Om Mani Padme Hum & Visoka Va Jyotismati: Buddhism & Yoga

Om mani padme hum

The jewel is in the lotus. All that needs to be known dwells inside your own heart.

Viśokā vā jyotiṣmatῑ   PYS I.36

Or by concentrating on the supreme, sorrowless Light within.

The first chant is from the Buddhist tradition, the second, from the Yoga tradition.  This is one of many instances where they overlap (although there are also plenty of places where they don’t quite see eye to eye either).

Michael Stone, whose dharma talk podcasts I listen to often, and quote in my classes nearly as often, ties these traditions together well. Finding not only overlaps, but moments that inform each other in the traditions of each.

One of his recent talks on the Lotus Sutra was one of such moments, and called to mind for me the above chants.

He spoke of how in Buddhism, in order to be a Buddha, the requirement is not to get enlightened, but rather to be able to see another person as a Buddha. During my teacher training Davidji and Sharonji would often tell us our most important job as a yoga teacher is to see our students as holy beings. Just as important as our sadhana – our yoga practice, our meditation, our off-the-mat practices, is the way in which we see other people.  And granted, to see another person as a Buddha can be as challenging a practice as sitting for an hour.  However, we are gifted with an amazing imagination, and should call upon it in this case.

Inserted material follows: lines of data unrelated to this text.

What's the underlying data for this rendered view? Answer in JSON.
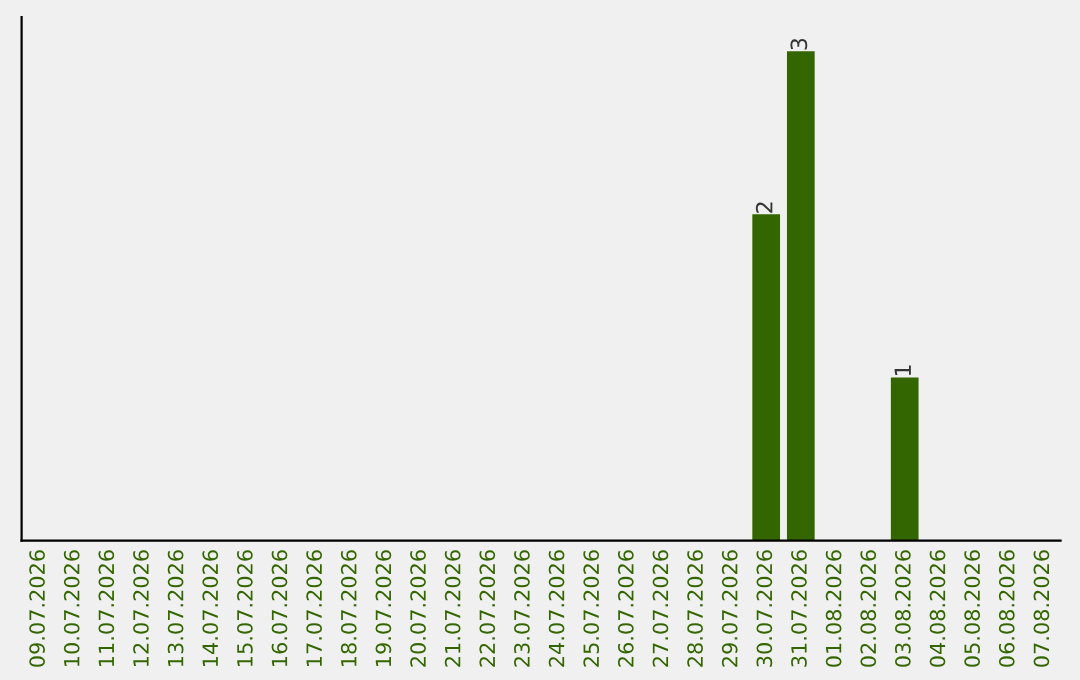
{
  "chart_data": {
    "type": "bar",
    "categories": [
      "09.07.2026",
      "10.07.2026",
      "11.07.2026",
      "12.07.2026",
      "13.07.2026",
      "14.07.2026",
      "15.07.2026",
      "16.07.2026",
      "17.07.2026",
      "18.07.2026",
      "19.07.2026",
      "20.07.2026",
      "21.07.2026",
      "22.07.2026",
      "23.07.2026",
      "24.07.2026",
      "25.07.2026",
      "26.07.2026",
      "27.07.2026",
      "28.07.2026",
      "29.07.2026",
      "30.07.2026",
      "31.07.2026",
      "01.08.2026",
      "02.08.2026",
      "03.08.2026",
      "04.08.2026",
      "05.08.2026",
      "06.08.2026",
      "07.08.2026"
    ],
    "values": [
      null,
      null,
      null,
      null,
      null,
      null,
      null,
      null,
      null,
      null,
      null,
      null,
      null,
      null,
      null,
      null,
      null,
      null,
      null,
      null,
      null,
      2,
      3,
      null,
      null,
      1,
      null,
      null,
      null,
      null
    ],
    "value_labels": [
      null,
      null,
      null,
      null,
      null,
      null,
      null,
      null,
      null,
      null,
      null,
      null,
      null,
      null,
      null,
      null,
      null,
      null,
      null,
      null,
      null,
      "2",
      "3",
      null,
      null,
      "1",
      null,
      null,
      null,
      null
    ],
    "color": "#336600",
    "tick_labels": "x",
    "grid": false
  }
}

I’ve been reading The Brain That Changes Itself– a great book on brain plasticity (which I feel is in some ways the modern science of yoga), and had just read a section on imagination.  There were two experiments discussed where two groups were asked to undertake an activity – learn a piece on the piano, and perform a strength exercise. One group was able to practice physically, the other was asked to practice only mentally. They practiced the same amount of time, the same repetitions, over the same period.  The only difference was that one was physical, and the other purely in the imagination.  The results for both experiments were the same, but the results of the strength exercise are more clearly statistically understood, so I will give those.  The group that did the physical exercise improved its strength (and the brain area associated) by 30%, the group that did the mental exercise improved its strength (and the brain area) by 22%.  To the body and mind the difference between thought and action is not that different.

So take advantage of this.  Imagine someone who you can easily conceive of as a hair’s breadth from being a Buddha – a teacher, a child you know, the Dalai Llama, your local grocer.  Spend time imaging her/him in front of you, in detail. Note the qualities you associate with that state.  Then imagine yourself as that Buddha, infused with those qualities.  Then try practicing your next asana class from that place, and see what happens.

ImagePerhaps you are able to see others as buddhas better.  But anything undertaken once or twice runs the risk of becoming new agey or trite.  Imagination is not just a flight of fancy in this case – it’s a practice. So like all yoga practices, you must repeat, in all earnestness, for a prolonged period of time. And then the magic will arise.